Now, after nearly 15 years of practically begging for a corporate chain to solve their lack of access to a grocery store, community residents are building one themselves- and they’ll own it. In 2012, a group of community residents formed the Renaissance Coop Committee (RCC) and began educating themselves about the responsibilities and benefits of community-ownership of a grocery store. They studied all aspects of launching and sustaining a cooperative grocery store, including membership, democratic governance, financing, and more.

With the technical assistance of the Fund for Democratic Communities (F4DC), a foundation that supports democratic, community-based initiatives and institutions, the RCC developed detailed financial projections, commissioned a professional market study, and began reaching out to the community to build an engaged, informed base of members.

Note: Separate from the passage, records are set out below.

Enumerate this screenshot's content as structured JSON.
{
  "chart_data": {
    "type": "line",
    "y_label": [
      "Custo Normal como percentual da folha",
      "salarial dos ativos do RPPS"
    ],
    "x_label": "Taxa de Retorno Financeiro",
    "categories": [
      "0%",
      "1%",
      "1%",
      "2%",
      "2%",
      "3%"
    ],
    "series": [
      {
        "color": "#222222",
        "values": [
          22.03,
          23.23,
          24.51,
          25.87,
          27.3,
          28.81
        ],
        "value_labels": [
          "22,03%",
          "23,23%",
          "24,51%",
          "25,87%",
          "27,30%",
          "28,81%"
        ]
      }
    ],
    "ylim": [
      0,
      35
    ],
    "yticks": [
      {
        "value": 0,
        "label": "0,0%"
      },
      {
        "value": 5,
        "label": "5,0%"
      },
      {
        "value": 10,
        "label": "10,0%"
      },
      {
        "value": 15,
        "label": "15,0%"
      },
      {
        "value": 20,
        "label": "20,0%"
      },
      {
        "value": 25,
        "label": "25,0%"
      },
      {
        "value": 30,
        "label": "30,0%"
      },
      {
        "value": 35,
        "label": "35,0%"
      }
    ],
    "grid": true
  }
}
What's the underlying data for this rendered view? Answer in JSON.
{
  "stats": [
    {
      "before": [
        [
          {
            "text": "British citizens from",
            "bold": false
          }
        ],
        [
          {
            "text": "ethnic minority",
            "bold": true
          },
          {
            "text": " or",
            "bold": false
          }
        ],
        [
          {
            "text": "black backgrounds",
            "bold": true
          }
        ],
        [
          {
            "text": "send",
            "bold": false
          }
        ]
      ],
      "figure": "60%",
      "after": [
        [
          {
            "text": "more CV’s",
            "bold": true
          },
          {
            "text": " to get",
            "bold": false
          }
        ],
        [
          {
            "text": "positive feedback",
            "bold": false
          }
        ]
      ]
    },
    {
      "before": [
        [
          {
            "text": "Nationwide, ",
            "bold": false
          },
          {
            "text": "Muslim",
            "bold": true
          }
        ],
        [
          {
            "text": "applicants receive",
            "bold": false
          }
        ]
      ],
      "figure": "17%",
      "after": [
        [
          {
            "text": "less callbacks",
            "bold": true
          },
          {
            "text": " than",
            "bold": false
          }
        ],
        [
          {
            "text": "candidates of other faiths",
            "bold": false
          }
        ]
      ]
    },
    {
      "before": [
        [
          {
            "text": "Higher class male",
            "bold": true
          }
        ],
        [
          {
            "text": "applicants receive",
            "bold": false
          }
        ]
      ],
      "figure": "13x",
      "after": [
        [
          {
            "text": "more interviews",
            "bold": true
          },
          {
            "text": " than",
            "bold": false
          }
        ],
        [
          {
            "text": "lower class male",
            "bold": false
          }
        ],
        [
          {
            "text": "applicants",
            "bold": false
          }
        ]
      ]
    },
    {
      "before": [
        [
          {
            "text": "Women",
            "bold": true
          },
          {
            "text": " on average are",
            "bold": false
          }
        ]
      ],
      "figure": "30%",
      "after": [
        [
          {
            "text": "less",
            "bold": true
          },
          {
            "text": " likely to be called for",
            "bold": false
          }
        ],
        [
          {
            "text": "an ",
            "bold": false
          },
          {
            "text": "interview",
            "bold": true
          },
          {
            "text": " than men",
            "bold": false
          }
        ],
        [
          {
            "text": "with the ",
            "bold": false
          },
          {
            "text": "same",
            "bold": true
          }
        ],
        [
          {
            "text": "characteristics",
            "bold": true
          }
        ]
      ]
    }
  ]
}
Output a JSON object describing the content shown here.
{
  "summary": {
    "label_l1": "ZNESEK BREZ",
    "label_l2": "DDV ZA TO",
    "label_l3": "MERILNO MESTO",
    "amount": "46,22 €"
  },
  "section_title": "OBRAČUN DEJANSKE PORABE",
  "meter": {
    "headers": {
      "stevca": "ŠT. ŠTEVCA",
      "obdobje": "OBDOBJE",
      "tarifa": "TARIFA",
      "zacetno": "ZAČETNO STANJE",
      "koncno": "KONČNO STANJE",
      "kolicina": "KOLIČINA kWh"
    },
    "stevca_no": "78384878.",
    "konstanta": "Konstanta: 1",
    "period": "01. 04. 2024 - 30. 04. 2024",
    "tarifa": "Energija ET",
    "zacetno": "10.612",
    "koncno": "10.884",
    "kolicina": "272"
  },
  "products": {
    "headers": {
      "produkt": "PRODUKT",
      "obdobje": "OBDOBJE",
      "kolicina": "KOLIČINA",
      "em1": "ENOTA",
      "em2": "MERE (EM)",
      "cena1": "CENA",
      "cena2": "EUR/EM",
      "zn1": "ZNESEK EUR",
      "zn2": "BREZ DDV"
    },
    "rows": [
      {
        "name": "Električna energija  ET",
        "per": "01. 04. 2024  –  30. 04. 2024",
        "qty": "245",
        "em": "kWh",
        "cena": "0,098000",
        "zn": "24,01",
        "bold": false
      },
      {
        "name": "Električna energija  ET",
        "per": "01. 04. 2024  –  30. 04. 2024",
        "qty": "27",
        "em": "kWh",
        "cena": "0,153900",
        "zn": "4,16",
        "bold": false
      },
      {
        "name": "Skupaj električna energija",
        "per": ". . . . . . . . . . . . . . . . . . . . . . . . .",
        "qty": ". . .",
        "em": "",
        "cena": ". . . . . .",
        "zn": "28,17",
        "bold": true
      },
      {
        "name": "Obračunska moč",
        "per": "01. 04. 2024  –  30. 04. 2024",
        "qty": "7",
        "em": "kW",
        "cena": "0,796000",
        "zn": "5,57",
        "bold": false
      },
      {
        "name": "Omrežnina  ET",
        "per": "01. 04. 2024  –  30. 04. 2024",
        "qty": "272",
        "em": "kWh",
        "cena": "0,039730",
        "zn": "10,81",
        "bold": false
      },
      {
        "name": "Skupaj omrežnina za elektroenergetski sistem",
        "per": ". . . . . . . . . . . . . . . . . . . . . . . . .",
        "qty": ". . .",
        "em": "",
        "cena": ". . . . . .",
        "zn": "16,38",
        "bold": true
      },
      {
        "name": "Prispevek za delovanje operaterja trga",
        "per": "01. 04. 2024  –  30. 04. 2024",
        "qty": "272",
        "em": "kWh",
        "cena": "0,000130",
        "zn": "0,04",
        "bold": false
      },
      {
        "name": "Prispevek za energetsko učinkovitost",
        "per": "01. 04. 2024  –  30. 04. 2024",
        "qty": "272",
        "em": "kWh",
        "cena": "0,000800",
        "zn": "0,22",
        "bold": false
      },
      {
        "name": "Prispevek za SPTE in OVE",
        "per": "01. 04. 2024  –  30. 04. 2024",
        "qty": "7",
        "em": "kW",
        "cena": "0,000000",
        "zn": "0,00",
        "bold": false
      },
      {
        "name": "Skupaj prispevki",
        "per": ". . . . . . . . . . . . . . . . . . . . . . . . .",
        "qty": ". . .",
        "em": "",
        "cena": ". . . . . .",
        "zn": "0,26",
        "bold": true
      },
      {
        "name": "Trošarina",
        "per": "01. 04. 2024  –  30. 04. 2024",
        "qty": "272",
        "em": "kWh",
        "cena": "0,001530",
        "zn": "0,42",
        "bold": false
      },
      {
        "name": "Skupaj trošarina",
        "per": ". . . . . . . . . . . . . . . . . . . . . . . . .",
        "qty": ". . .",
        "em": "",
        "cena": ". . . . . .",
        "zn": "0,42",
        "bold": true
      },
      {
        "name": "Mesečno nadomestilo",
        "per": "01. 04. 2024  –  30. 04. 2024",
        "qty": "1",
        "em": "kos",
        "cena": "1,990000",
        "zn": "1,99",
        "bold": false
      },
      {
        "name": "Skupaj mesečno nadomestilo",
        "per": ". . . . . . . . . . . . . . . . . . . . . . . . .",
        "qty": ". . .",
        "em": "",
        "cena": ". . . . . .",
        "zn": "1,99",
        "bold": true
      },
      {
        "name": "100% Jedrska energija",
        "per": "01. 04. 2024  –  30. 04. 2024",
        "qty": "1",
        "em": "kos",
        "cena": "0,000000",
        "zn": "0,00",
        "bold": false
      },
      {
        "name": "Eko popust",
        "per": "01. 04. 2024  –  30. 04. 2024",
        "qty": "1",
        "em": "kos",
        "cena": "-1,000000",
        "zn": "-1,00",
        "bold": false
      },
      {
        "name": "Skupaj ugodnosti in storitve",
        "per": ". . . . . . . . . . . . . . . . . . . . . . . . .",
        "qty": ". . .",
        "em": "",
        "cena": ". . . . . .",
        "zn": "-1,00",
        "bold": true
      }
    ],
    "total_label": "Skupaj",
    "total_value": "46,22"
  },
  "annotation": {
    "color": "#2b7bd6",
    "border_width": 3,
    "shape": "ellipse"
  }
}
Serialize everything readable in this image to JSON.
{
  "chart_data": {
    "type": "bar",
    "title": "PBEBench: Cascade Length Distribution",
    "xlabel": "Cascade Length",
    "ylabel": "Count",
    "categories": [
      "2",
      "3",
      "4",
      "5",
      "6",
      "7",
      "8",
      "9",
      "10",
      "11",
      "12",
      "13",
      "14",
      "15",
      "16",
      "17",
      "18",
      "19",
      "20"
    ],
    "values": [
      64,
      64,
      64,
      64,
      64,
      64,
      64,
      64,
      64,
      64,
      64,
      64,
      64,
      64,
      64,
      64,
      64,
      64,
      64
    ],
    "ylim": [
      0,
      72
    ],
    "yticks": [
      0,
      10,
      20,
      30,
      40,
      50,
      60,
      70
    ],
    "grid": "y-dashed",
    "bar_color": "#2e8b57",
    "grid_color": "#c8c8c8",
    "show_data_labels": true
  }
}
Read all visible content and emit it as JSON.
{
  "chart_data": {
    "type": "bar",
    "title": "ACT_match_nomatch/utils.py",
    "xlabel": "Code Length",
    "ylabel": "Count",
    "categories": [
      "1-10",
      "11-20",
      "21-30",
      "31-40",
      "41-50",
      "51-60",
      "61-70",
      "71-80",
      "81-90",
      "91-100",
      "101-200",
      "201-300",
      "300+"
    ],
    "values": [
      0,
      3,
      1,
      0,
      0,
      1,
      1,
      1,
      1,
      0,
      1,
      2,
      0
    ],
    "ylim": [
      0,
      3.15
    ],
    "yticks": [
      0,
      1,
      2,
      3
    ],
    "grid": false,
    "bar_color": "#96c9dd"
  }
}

“With a cooperative like the one we’re trying to establish the money goes back into the community,” steering committee member, Sadie Blue stated at a city council meeting. “We have a vested interest. It’s our store, and we have the ability to make the store fit the needs of the people in that community.”

To date, well over 300 hundred residents have each invested $100 to become member-owners of the Renaissance Community Coop, a full-service grocery store they expect to open in the former Winn-Dixie space in fall 2015. “This is not going to be an organic, natural-focused grocery store like most co-ops,” explained Dave Reed, an organizer and cooperative developer with F4DC, which works with the RCC.“It’s going to be a traditional, full-service grocery store, like Kroger or Food Lion,” he added. “It wouldn’t make any sense to put a Whole Foods in a community that can’t afford it.”

 As the growth in economic inequality in our country becomes more evident, many low-income communities are exploring ways to become more self-reliant when it comes to certain modes of production. One alternative, equitable model that promotes self-reliance are cooperatives, and they are gaining traction particularly as a means of building a more just food system. In 2006, the Detroit Black Community Food Security Network was created in order to address food insecurity within the city’s black communities. To date, the DBCFSN maintain a seven-acre farm and have also formed the Ujiamaa food co-op to help supply the need for low cost healthy food though co-operative buying power.

To date, The Renaissance Community Coop has raised a total of $1.06 million, and it will need about $600,000 more to reach its goal—a difference it hopes to make up through economic-development incentives from the city. This past January, Self-Help Ventures Fund, an affiliate of Self-Help Credit Union, bought the space formerly owned by Winn-Dixie from the City of Greensboro for $490,000. City officials have discussed a $250,000 challenge grant, with the hopes that Guilford County will fund an equal amount, leaving project boosters to raise the last $80,000 toward the estimated $1.8 million needed to open the store and hire staff.

In an interview , RCC organizer and  co-op member, James Gibson stated “This is a project that doesn’t necessarily fall into the realm of what people imagine is possible when they think about wealth building or asset building. The fact that this community had a vision, identified partners to work with, and then pursued that vision and are now on the cusp of realizing it, speaks to the power of communities to do whatever they put their minds to.”

The residents of northeast Greensboro are doing more than just building a grocery store. They are demonstrating that communities of color have the power to invest in their communities and develop their own economic future without relying on the power of corporations.